A Life Without Work?

While those griping about their lost “liberties” were causing a ruckus, an opposing force set in, quietly and all the more far-reaching as a result: Temporarily suspending the petty state-decreed war of every man for himself unlocked unimagined potential. Workers in the lowest-paid industries left their sweatshops in droves. In the U.S., 45 million employees quit their jobs in 2021, more than ever before, and twice as many people as expected retired last year. In Germany, thousands of workers deserted the catering and health care sectors, and the country now has to recruit harvest hands and truck drivers from way over in Georgia, 4,000 kilometers away — and more often than not under false pretenses. Friedrich Merz, the leader of the conservative CDU (Christian Democratic Union) party, has aired fears that “people are getting used to a life without work.”

The momentum of the neoliberal decades seems to have petered out. It has become all too blatant to the workforce in their day-to-day experience that the ever-increasing workload and total dissolution of the boundaries between work and private life are accompanied by an ever-shrinking paycheck and ever less job security. It almost seems as though, due to the objectively unavoidable COVID-induced standstill, the fear of not getting ahead anymore, or at least not keeping up with the Joneses, has lost a great deal of its sway over the labor force.

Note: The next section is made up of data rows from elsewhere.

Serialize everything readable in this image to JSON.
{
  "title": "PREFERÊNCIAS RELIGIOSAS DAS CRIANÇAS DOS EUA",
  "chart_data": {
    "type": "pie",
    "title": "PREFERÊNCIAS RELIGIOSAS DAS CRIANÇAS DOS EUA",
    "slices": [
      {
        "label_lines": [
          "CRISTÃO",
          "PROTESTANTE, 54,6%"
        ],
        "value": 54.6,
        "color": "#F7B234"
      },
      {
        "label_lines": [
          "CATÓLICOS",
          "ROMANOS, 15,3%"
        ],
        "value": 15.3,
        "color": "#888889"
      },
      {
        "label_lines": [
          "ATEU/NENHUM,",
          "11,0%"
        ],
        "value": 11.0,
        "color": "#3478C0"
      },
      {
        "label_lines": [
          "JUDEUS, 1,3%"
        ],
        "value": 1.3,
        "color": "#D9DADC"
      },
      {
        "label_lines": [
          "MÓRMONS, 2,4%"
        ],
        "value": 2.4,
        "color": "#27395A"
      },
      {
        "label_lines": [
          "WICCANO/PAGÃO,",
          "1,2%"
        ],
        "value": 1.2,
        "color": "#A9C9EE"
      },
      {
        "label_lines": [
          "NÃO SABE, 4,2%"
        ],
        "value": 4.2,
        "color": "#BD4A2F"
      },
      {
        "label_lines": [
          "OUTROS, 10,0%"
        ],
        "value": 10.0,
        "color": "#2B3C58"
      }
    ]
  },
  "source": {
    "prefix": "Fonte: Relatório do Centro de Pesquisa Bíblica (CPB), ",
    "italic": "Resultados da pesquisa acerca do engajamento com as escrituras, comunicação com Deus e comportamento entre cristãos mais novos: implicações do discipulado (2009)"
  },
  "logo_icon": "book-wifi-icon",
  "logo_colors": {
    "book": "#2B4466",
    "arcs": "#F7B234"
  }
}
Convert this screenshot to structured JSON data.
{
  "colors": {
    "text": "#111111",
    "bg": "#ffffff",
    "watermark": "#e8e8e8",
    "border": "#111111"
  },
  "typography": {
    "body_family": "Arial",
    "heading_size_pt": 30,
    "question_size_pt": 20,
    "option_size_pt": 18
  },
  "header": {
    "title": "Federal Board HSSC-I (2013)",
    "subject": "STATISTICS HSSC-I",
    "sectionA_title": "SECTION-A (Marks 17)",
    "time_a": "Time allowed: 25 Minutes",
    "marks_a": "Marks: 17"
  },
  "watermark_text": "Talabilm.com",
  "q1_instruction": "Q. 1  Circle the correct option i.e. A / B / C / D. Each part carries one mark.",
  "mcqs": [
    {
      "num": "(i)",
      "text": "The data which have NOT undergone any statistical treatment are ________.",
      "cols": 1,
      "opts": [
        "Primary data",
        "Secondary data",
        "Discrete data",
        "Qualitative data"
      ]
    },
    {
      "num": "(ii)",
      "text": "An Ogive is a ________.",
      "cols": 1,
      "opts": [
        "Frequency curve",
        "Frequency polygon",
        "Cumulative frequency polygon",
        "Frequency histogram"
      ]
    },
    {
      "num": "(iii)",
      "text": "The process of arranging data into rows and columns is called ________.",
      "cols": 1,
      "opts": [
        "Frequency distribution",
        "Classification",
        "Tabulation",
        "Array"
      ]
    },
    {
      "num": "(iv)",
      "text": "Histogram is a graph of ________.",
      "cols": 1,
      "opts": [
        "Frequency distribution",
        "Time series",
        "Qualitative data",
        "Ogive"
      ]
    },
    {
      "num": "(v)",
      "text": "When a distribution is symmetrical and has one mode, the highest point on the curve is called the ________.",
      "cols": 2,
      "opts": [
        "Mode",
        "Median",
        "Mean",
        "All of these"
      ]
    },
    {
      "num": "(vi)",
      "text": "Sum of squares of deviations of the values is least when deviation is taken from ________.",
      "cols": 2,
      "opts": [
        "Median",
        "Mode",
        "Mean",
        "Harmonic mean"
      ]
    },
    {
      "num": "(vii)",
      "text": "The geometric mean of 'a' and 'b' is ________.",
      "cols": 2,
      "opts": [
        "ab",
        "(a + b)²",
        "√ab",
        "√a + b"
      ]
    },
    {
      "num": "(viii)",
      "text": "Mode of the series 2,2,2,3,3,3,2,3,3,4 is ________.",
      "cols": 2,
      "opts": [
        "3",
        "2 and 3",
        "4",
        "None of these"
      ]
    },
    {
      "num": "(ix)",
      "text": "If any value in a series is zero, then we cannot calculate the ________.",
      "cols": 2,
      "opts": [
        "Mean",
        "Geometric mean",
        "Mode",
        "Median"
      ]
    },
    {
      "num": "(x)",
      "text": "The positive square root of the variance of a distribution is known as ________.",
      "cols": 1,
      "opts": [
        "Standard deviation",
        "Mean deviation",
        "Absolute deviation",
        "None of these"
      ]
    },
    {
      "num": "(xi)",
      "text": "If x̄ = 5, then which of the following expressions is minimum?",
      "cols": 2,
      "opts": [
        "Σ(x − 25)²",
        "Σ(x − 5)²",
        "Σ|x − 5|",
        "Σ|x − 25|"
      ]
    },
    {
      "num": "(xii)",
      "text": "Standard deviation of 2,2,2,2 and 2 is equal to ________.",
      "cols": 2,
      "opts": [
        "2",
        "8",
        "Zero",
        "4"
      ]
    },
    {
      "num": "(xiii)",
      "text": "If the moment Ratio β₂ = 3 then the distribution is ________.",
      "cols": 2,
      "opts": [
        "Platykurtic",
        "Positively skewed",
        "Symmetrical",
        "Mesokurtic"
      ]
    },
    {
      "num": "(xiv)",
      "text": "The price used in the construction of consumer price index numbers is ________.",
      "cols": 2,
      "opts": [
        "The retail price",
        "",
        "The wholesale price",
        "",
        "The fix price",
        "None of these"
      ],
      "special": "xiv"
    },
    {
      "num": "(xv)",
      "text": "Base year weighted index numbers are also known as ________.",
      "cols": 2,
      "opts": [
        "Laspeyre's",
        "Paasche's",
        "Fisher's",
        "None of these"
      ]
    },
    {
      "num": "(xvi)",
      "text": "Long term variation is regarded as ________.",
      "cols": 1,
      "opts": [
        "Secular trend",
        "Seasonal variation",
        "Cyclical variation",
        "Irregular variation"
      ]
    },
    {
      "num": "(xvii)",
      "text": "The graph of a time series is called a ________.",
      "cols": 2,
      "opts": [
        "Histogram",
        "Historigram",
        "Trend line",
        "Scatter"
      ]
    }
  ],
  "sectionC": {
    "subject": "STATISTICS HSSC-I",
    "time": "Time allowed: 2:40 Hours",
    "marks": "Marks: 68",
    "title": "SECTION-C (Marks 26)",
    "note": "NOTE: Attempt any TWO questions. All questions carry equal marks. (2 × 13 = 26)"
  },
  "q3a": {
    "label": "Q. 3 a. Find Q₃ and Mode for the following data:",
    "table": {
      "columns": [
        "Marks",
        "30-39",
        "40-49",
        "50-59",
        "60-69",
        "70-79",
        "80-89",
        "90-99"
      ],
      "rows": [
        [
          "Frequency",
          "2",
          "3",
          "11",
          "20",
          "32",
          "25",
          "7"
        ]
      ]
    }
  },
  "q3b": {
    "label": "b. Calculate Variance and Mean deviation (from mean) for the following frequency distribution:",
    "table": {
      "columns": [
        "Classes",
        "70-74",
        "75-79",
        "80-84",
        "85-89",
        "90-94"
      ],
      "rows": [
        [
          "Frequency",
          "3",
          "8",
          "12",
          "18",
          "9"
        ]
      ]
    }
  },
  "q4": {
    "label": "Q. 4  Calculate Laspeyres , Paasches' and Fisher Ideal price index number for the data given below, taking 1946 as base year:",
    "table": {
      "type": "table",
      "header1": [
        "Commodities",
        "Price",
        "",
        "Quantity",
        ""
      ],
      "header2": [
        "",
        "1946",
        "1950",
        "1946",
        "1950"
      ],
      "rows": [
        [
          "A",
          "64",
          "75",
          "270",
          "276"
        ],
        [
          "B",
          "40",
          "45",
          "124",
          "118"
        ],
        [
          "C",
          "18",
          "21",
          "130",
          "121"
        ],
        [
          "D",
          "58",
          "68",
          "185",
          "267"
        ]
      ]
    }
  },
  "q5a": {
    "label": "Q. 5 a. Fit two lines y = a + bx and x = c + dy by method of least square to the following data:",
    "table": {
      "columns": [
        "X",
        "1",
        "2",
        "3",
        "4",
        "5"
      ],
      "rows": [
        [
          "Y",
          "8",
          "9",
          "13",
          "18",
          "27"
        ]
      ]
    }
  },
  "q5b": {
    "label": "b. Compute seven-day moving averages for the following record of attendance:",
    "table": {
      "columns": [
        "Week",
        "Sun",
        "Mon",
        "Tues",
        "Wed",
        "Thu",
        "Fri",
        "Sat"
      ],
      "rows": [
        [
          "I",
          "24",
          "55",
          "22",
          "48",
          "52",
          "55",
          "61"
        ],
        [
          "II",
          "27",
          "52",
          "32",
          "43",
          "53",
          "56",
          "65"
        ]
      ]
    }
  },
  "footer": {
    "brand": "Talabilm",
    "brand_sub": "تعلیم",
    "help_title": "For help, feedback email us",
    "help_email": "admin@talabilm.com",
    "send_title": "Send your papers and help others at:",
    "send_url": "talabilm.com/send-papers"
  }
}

Forging Ahead Undermines Progress

This disruption made people stop and think things over. It’s as though Theodor Adorno’s observation in his famous essay “Statik und Dynamik als soziologische Kategorien” (“On Static and Dynamic as Sociological Categories,” 1961) had become plausible in our everyday lives. According to Adorno, the dynamic born of competition between “doubly free” wage earners in the Marxian sense has nothing (more) to contribute to progress. On the contrary: The urge to expand, to absorb more and more, and to leave out less and less has thus far remained static or invariant. In this way, every part of society has sealed its own fate: While it was trying to expand in order to avoid destruction, it was unconsciously working towards its own demise. (Translation by H. Kaal, Diogenes, No. 33, Spring 1961) Furthermore:
The end of “prehistoric” times will also be the end of dynamic change, and progress is already working towards this end.

In other words, “forging ahead” reduced to the mere ever-accelerating sense of “carrying on as before” actually amounts to “more of the same,” increasingly dimming any prospect of what Marx and Adorno understood by progress: the possibility of humans to adapt their metabolic exchange and their intercourse with one another as well as with nature to their needs in a reasonable and rational manner.

So, the imposed standstill may well have been a brief epiphany that moving of our own free will means something very different from being moved by the blind compulsion of accumulation. Only a humanity that is not compelled to do everything it is capable of but can just as easily let things lie, would emerge from the stasis of momentum and truly determine its own destiny — and as a result, its history. This end is served by pausing for thought, by disruption, and by the shock of standstill, for, in Adorno’s words, “There is something unhistorical in the dynamic force which moves in aimless circles.”